China’s Exports Slump as Virus Shutdown Slashes Trade, Demand
(Bloomberg) -- China’s exports fell more than expected in the first two months as the coronavirus outbreak led to an extended lunar new year holiday, depressed factory output and blocked transport and movement across the country. Imports also declined.
- Exports dropped 17.2% in dollar terms in January and February from a year earlier, while imports fell 4%, the customs administration said Saturday. That left a trade deficit of $7.1 billion for the first two months. Economists had forecast that exports would decline by 16.2% while imports would drop by 16.1%.
- It is the first time that customs has combined the data for the first two months of the year, and not released data just for January.
|Cumulative trade in the first two months of the year (change from previous year)|
- The first two months are normally volatile for China’s economic activity due to a week-long lunar new year holiday, and this year is more unusual due to the coronavirus epidemic. The holiday, as well as quarantine and containment measures, shut down much of the economy for weeks, disrupting travel, production, and transport. The government is now pushing companies to restart, but the economy is still struggling to return to pre-virus levels.
- The disruption may also jeopardize China’s ability to meet its commitments to the U.S under the terms of the trade deal signed in January.
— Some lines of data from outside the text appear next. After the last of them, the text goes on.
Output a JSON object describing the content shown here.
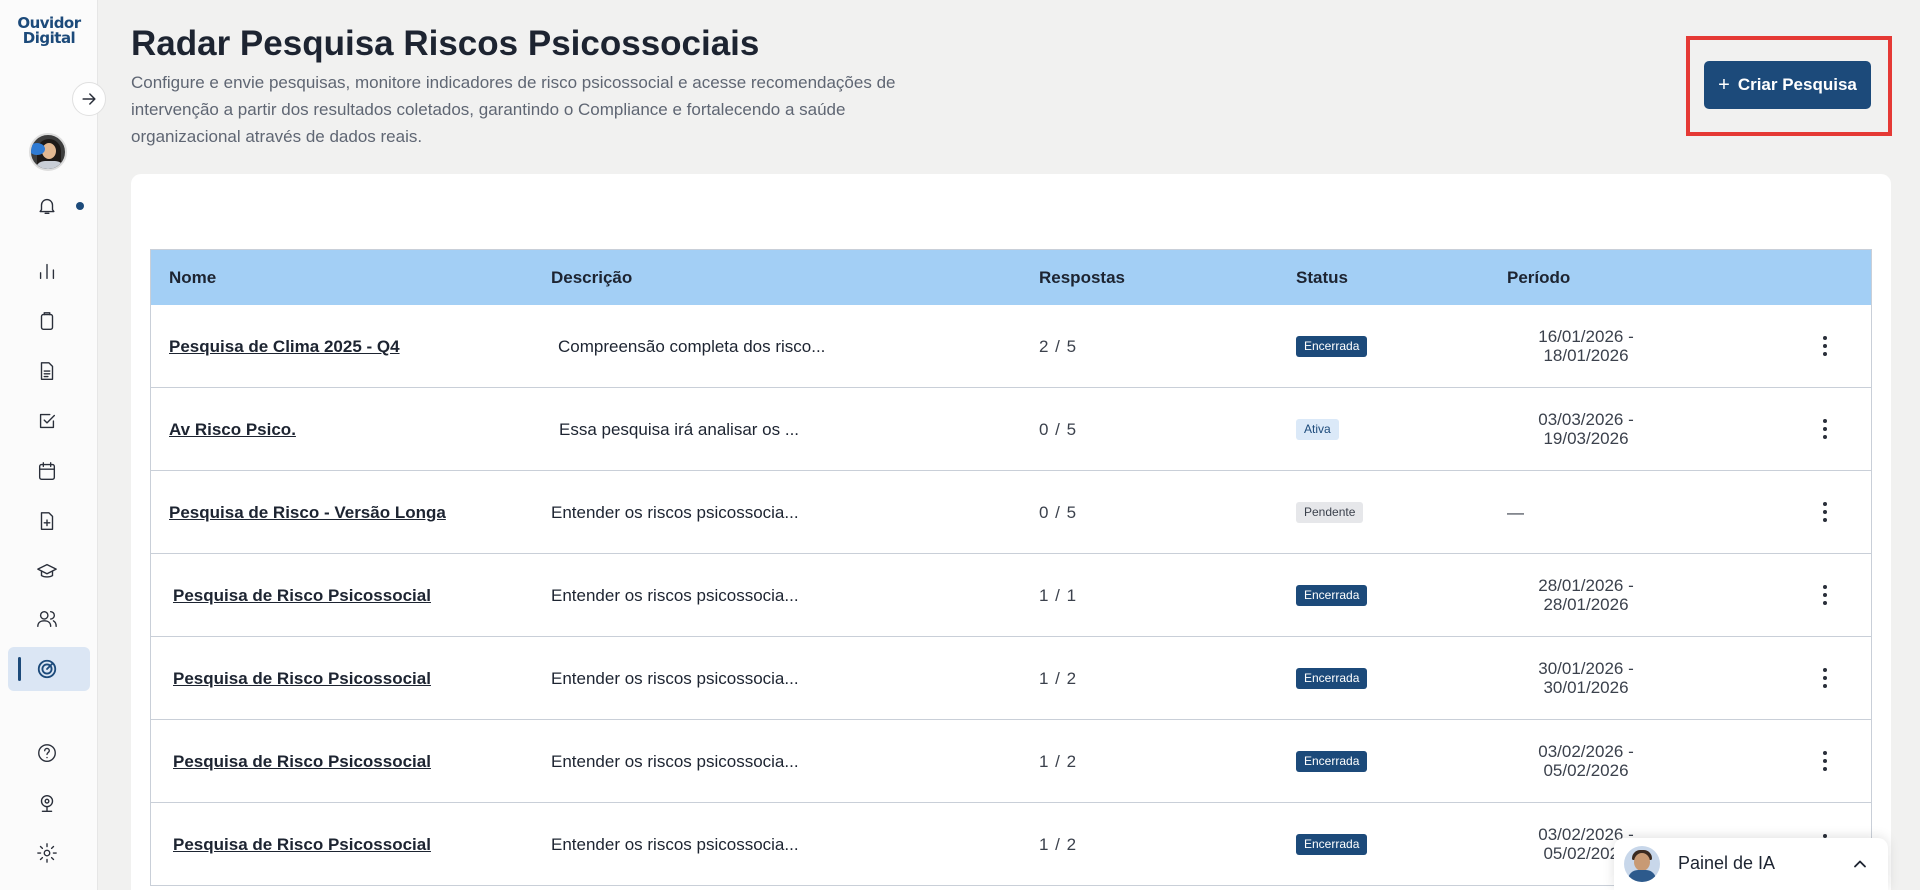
{
  "sidebar": {
    "logo_line1": "Ouvidor",
    "logo_line2": "Digital"
  },
  "header": {
    "title": "Radar Pesquisa Riscos Psicossociais",
    "description": "Configure e envie pesquisas, monitore indicadores de risco psicossocial e acesse recomendações de intervenção a partir dos resultados coletados, garantindo o Compliance e fortalecendo a saúde organizacional através de dados reais.",
    "create_button_plus": "+",
    "create_button_label": "Criar Pesquisa"
  },
  "table": {
    "columns": {
      "nome": "Nome",
      "descricao": "Descrição",
      "respostas": "Respostas",
      "status": "Status",
      "periodo": "Período"
    },
    "rows": [
      {
        "nome": "Pesquisa de Clima 2025 - Q4",
        "descricao": "Compreensão completa dos risco...",
        "respostas": "2 / 5",
        "status": "Encerrada",
        "periodo_inicio": "16/01/2026 -",
        "periodo_fim": "18/01/2026"
      },
      {
        "nome": "Av Risco Psico.",
        "descricao": "Essa pesquisa irá analisar os ...",
        "respostas": "0 / 5",
        "status": "Ativa",
        "periodo_inicio": "03/03/2026 -",
        "periodo_fim": "19/03/2026"
      },
      {
        "nome": "Pesquisa de Risco - Versão Longa",
        "descricao": "Entender os riscos psicossocia...",
        "respostas": "0 / 5",
        "status": "Pendente",
        "periodo_inicio": "—",
        "periodo_fim": ""
      },
      {
        "nome": "Pesquisa de Risco Psicossocial",
        "descricao": "Entender os riscos psicossocia...",
        "respostas": "1 / 1",
        "status": "Encerrada",
        "periodo_inicio": "28/01/2026 -",
        "periodo_fim": "28/01/2026"
      },
      {
        "nome": "Pesquisa de Risco Psicossocial",
        "descricao": "Entender os riscos psicossocia...",
        "respostas": "1 / 2",
        "status": "Encerrada",
        "periodo_inicio": "30/01/2026 -",
        "periodo_fim": "30/01/2026"
      },
      {
        "nome": "Pesquisa de Risco Psicossocial",
        "descricao": "Entender os riscos psicossocia...",
        "respostas": "1 / 2",
        "status": "Encerrada",
        "periodo_inicio": "03/02/2026 -",
        "periodo_fim": "05/02/2026"
      },
      {
        "nome": "Pesquisa de Risco Psicossocial",
        "descricao": "Entender os riscos psicossocia...",
        "respostas": "1 / 2",
        "status": "Encerrada",
        "periodo_inicio": "03/02/2026 -",
        "periodo_fim": "05/02/2026"
      }
    ]
  },
  "ai_panel": {
    "label": "Painel de IA"
  },
  "colors": {
    "primary": "#1c4a7a",
    "table_header": "#a3cff5",
    "highlight": "#e53935"
  }
}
China agreed to increase its imports of U.S. goods and services by $76.7 billion over the level in 2017 in the first year of the deal, and then by $123.3 billion in the second year, increasing imports by a total $200 billion
- “China’s trade activities may get back to normal gradually by end-March or early second quarter,” Ning Zhang, senior economist at UBS Group AG in Hong Kong said ahead of the data release. “The downside indeed comes from a wider spread of coronavirus globally or a pandemic in the coming quarters, which could weigh on global demand and China’s exports.”
- The virus outside China means the global supply chain would still be broken even if China restarts operations, according to Iris Pang, an economist with ING Bank NV in Hong Kong. “It is March and April data that is now more important. And they should look bad as the coronavirus is spreading around the world.”
- Contraction in trade in the first two months was mainly due to the virus outbreak and extended lunar new year holiday. The impact on the imports is not yet significant, according to a statement on the Custom’s website.